This work addresses the lack of interpretable feedback in industrial automation capability planning under infeasible conditions and the difficulty in adapting to dynamic operational environments. The paper proposes the first hybrid decision-support system that integrates SMT-based symbolic planning with large language models (LLMs), enabling natural-language explanations of planning outcomes and user-authorized, adaptive updates to the knowledge model. Leveraging a human-in-the-loop mechanism and a routed multi-agent workflow, the system successfully completed all four feasible planning tasks and nine out of ten knowledge queries across 23 test cases. For three out of four infeasible scenarios, it generated actionable repair suggestions, and in five adaptation scenarios, it achieved feasible plans through user-approved knowledge modifications—establishing the first capability planning framework that is interpretable, interactive, iterative, and formally correct.
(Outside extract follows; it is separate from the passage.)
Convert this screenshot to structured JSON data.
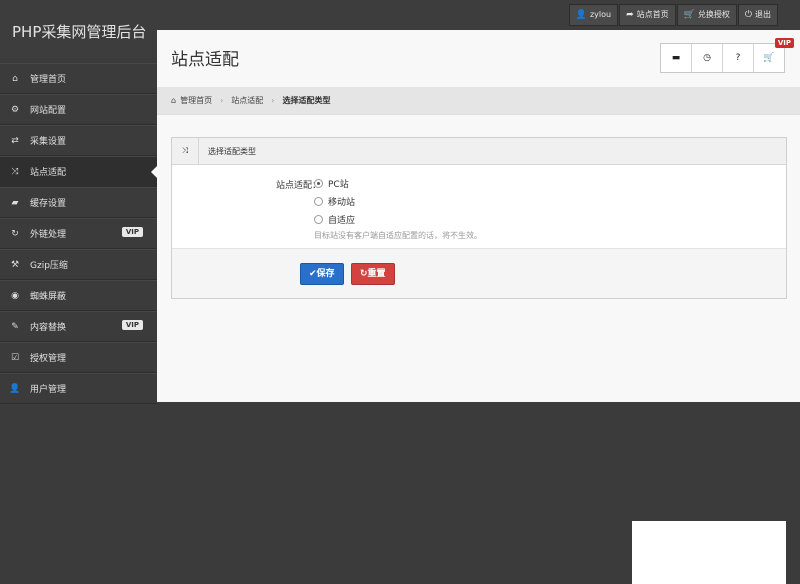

In modern industry, dynamic environments and the complexity of modular and reconfigurable resources require automated planning of process sequences. Capability-based planning approaches address this by automatically generating plans from semantic knowledge models that describe resource functions in a machine-interpretable form. Their practical use, however, remains limited: solver feedback, especially in the case of unsatisfiability, is difficult to interpret, and the knowledge models require adaptation as operational conditions change or requests become infeasible. This paper presents a hybrid assistance system that augments an existing capability-based Satisfiability Modulo Theories (SMT) planning approach with an Large Language Model (LLM)-based layer for natural-language interaction, explanation, and adaptation. Formal planning correctness remains with the symbolic planner, while the LLM layer handles natural-language access and flexible knowledge model adaptation under explicit Human-in-the-Loop (HitL) approval. The system decomposes into four components: Capability Grounding, Symbolic Planning, Result Interpretation, and Planning Adaptation, realized as a routed agentic workflow in which a central router delegates to five specialized agents. The system is evaluated on a modular production system across four scenario types. Of 23 test cases, 9 of 10 knowledge queries and all 4 satisfiable planning cases were handled correctly, 3 of 4 unsatisfiable cases produced concrete repair proposals, and all 5 adaptive planning scenarios resolved into satisfiable plans through iterative, user-approved knowledge model modifications. The findings confirm that combining formal planning with LLM-based assistance substantially improves accessibility and adaptability in industrial automation.